Friday, December 11
Free to members – $5 suggested donation for non-members. Not a member? Join at the door and you get in for free!
David Mackenzie House
4735 Cass Avenue
Doors at 6:30
Talk at 7:00
Aaron will visit PD to talk about his experiences living in Detroit’s Russell Woods and Lafayette Park neighborhoods. Many people are familiar with Lafayette Park, yet few know of Russell Woods – Detroit’s largest historic district – and its many famous residents of yore, including Dudley Randall and Diana Ross.
He’ll also talk about his new book, “How to Live in Detroit Without Being a Jackass”, which, well, we’ll let him explain:
“With advice on everything from buying and rehabbing to house to not sounding like a completely uninformed racist when you talk to a black person, let us help you avoid falling into the “jackass” trap and become the productive, healthy Detroiter you’ve always wanted to be.”
Aaron Foley is a writer and journalist who, by day, is a copywriter at a global advertising agency based in Metro Detroit. Prior to dipping in the advertising world, he was a full-time journalist who started his career at the Lansing State Journal, helped launch MLive Detroit, and worked for WardsAuto. You might have read his work via Jalopnik, Reuters, Foreign Policy, The Atlantic, the Detroit Free Press, the Detroit Metro Times, BLAC Detroit, CNN, Forbes, Ebony, Next City, Bridge Michigan, The Architect’s Newspaper, Belt Magazine, and several others. He’s also contributed to literary journals, including The Periphery and Transmission. His essay, “We Love Detroit, Even If You Don’t,” was included in “A Detroit Anthology.”

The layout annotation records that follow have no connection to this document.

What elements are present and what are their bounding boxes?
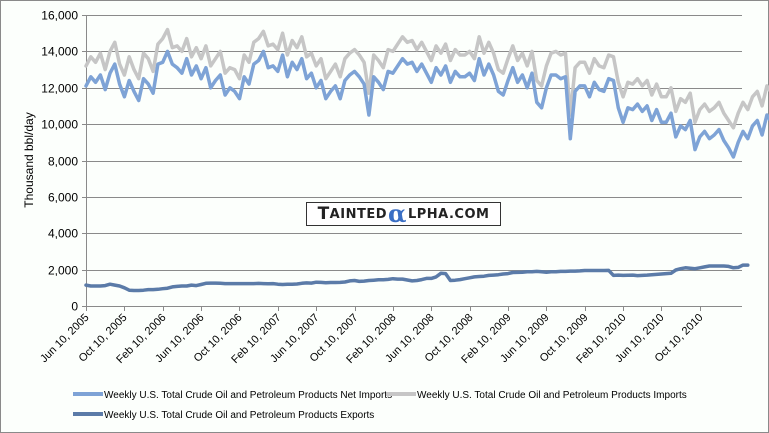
y-tick-label: 2,000 xyxy=(48,264,78,278)
series-line-net-imports xyxy=(84,49,769,159)
series-line-imports xyxy=(84,27,769,130)
y-axis-label: Thousand bbl/day xyxy=(22,112,36,207)
watermark-alpha: α xyxy=(388,199,407,228)
series-line-exports xyxy=(84,263,750,293)
y-tick-label: 6,000 xyxy=(48,191,78,205)
y-tick-label: 0 xyxy=(71,300,78,314)
gridlines xyxy=(82,15,742,307)
y-tick-label: 12,000 xyxy=(41,82,78,96)
watermark-logo: T AINTED α LPHA.COM xyxy=(306,202,501,226)
y-tick-label: 8,000 xyxy=(48,155,78,169)
watermark-prefix: AINTED xyxy=(329,206,387,222)
y-tick-label: 4,000 xyxy=(48,227,78,241)
watermark-suffix: LPHA.COM xyxy=(407,206,490,222)
legend-label-exports: Weekly U.S. Total Crude Oil and Petroleu… xyxy=(104,410,374,421)
legend: Weekly U.S. Total Crude Oil and Petroleu… xyxy=(73,390,687,421)
legend-label-imports: Weekly U.S. Total Crude Oil and Petroleu… xyxy=(417,390,687,401)
y-tick-label: 14,000 xyxy=(41,45,78,59)
y-tick-label: 10,000 xyxy=(41,118,78,132)
y-tick-label: 16,000 xyxy=(41,9,78,23)
series-lines xyxy=(84,27,769,293)
legend-label-net-imports: Weekly U.S. Total Crude Oil and Petroleu… xyxy=(104,390,392,401)
y-axis: 0 2,000 4,000 6,000 8,000 10,000 12,000 14,000 1… xyxy=(41,9,87,314)
watermark-initial: T xyxy=(317,204,330,224)
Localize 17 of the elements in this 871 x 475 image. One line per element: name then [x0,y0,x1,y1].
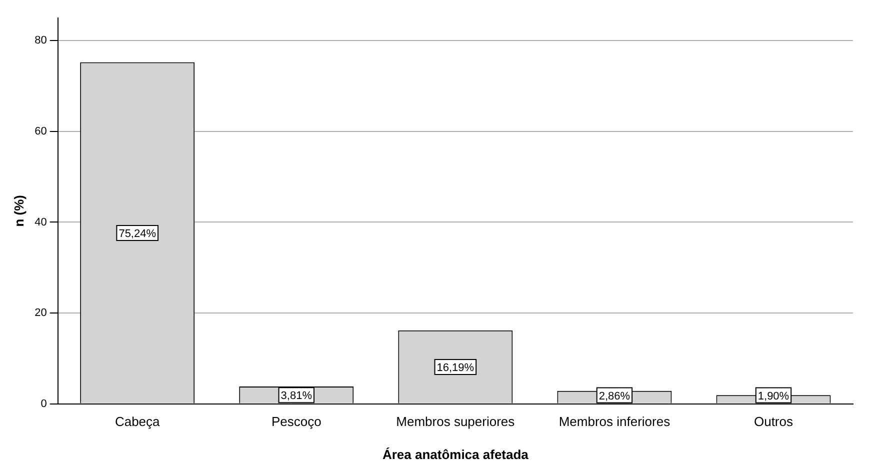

“Where We Used to Live” seeks to highlight the under-told first hand accounts of life in the city before it became the “Detroit” of today’s headlines. The Detroit narrative is so often told by those from the outside through statistics and one dimensional demographic data, storytelling allows for the emersion of the human component of the narrative. Each “Where We Used to Live” lecture will highlight life in a different neighborhood as told from the perspective of a person with roots and connection to that place.
Our Third Friday Lecture Series is made possible by the generous donations of our members, to share the tales of Detroit’s historic buildings, neighborhoods, and architects and build support for historic preservation’s importance in revitalizing our neighborhoods.